On Tue, Jun 27, 2017 at 10:17:49AM +1200, Craig de Stigter wrote:
> We're doing a large migration on our site which involves changing most of
> the primary key values. We've noticed this is a *very* slow process.
Indeed.
Does the database need to be online when this is happening?
If it were me, I'd try to find a way to dump it, modify the data in a
dump file, and then reload it. I think that'd be faster.

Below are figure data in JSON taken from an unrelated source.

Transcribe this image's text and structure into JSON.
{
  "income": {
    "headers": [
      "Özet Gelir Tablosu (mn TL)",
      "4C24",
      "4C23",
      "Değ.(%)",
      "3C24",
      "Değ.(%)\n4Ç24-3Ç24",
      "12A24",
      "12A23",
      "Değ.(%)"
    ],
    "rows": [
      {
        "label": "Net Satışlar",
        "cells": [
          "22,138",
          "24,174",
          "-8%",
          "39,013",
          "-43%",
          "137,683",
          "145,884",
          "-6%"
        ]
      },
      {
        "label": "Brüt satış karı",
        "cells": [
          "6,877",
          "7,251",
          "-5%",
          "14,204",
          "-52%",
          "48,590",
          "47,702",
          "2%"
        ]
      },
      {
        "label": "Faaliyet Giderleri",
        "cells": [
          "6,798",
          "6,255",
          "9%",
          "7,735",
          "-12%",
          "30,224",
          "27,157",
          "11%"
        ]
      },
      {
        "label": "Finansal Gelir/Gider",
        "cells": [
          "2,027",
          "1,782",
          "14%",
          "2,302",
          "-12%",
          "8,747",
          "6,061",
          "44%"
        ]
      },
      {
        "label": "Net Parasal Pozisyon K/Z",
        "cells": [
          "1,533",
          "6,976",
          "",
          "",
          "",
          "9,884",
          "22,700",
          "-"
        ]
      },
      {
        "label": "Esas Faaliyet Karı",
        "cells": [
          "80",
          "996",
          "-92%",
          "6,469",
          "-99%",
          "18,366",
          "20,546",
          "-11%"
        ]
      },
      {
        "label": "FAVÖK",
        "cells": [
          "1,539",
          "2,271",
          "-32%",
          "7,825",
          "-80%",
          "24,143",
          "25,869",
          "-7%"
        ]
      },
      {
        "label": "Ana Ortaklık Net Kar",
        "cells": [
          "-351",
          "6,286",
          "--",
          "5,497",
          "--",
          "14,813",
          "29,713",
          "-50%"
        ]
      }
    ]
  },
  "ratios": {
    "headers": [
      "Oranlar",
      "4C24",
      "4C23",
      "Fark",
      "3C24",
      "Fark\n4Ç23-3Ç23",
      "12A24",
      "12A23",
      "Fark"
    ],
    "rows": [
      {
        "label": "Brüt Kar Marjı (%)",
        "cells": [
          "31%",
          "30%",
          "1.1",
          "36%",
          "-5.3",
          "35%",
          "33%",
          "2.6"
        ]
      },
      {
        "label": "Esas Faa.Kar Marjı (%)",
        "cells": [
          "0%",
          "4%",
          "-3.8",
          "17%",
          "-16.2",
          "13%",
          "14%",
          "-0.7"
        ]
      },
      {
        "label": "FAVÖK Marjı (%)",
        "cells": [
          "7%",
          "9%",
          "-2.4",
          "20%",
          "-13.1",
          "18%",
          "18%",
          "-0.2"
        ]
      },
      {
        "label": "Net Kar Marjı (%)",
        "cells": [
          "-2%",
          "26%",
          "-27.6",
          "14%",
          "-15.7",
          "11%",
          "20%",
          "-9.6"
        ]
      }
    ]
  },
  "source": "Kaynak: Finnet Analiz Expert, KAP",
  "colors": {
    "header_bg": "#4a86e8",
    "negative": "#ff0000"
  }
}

Another way you might try, if you need to be online while doing this,
is to write the whole thing into a new SQL schema. Make the mods you
need. When you think you're close to done, put a trigger in the "old
schema" to update data in the new schema, then do a last pass to catch
anything you missed in the interim, then cut your application over to
the new schema (update the search_path, force everything to disconnect
and reconnect, and when they reconnect they have the new data in
place). A variation on this technique is also useful for gradual
roll-out of new features -- you don't have to upgrade everything at
once and you have a natural rollback strategy (but you need a more
complicated set of triggers that keeps the two schemas in sync during
cutover period).
This second approach isn't faster, it's hard on I/O and disk space,
but it keeps you up and you can do the changes at a leisurely pace.
Just make sure you have the I/O and space before you do it :)
Hope that helps,
A
--
Andrew Sullivan
ajs@crankycanuck.ca